Racists and rednecks ruin Page 1

Afternoon sky over Hackensack New Jersey
The Record today reports the homeless are "invisible" in Bergen County.


Editor Marty Gottlieb blew a decent front page today by wasting space on who won the redneck-and-racist vote in the GOP presidential primaries in Alabama and Mississippi.

The three North Jersey stories on Page 1 of The Record are compelling reading, but forgive me if I don't have the patience or compassion to slog through 30 inches of text on an 82-year-old homeless man with emphysema who continues to smoke and almost blew himself to smithereens.

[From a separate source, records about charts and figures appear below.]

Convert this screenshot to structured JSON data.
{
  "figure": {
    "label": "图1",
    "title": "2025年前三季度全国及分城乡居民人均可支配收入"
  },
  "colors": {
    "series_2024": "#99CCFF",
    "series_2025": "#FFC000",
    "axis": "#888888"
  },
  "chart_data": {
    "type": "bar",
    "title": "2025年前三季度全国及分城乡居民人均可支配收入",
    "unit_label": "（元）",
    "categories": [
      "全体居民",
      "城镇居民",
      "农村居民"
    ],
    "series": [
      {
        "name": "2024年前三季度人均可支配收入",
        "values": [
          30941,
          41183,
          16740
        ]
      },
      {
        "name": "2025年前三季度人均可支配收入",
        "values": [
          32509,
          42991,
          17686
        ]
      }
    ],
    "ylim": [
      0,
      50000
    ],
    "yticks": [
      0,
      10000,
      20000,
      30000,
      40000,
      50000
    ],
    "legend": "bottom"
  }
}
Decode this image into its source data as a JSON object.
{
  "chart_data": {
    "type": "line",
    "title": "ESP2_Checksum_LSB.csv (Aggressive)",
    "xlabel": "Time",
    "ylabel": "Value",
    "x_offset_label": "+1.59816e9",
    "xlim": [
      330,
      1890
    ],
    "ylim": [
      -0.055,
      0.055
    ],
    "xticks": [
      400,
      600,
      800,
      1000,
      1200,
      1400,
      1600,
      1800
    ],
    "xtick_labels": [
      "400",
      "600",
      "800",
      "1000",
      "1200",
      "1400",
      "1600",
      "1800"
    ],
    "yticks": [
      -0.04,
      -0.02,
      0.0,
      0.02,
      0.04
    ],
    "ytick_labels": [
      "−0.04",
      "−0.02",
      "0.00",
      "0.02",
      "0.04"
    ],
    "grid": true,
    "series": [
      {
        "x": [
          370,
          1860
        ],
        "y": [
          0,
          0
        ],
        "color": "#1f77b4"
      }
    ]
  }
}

Head Assignment Editor Deirdre Sykes apparently ordered Staff Writer Stephanie Akin to neglect her reporting on Hackensack and pull the story together, but who is the editor kidding by calling Bergen County's homeless problem "invisible"?

It's "invisible" from the Garret Mountain newsroom where Sykes and her lazy, incompetent minions spend all their time with their heads up their well-padded posteriors. 

Homeless beat

But for many years before Publisher Stephen A. Borg abandoned Hackensack, the large number of homeless who walked that city's streets almost amounted to a beat, and the problem merited the building of a large shelter between Costco Wholesale and the county jail.

Why insult Bergen County readers by pretending The Record's editors exposed homelessness?


Two local obits


Below the patch story, there is a terrific piece by Jay Levin, the local obituary writer, on a party former Rutherford Councilman and Ramsey teacher Alan "Big Al" Note threw himself before he died.

Levin has another good local obituary on the front of Local -- Helga Newmark of Hackensack, the first female Holocaust survivor ordained a rabbi (L-1).

Readers of Road Warrior John Cichowski's column today may be surprised to learn he has a 95-year-old father, who isn't named for some strange reason (L-6).

Cichowski has only shown contempt for older drivers -- who cause numerous accidents, killing and injuring others -- refusing to compile a list of classes and other programs to help them improve their driving skills.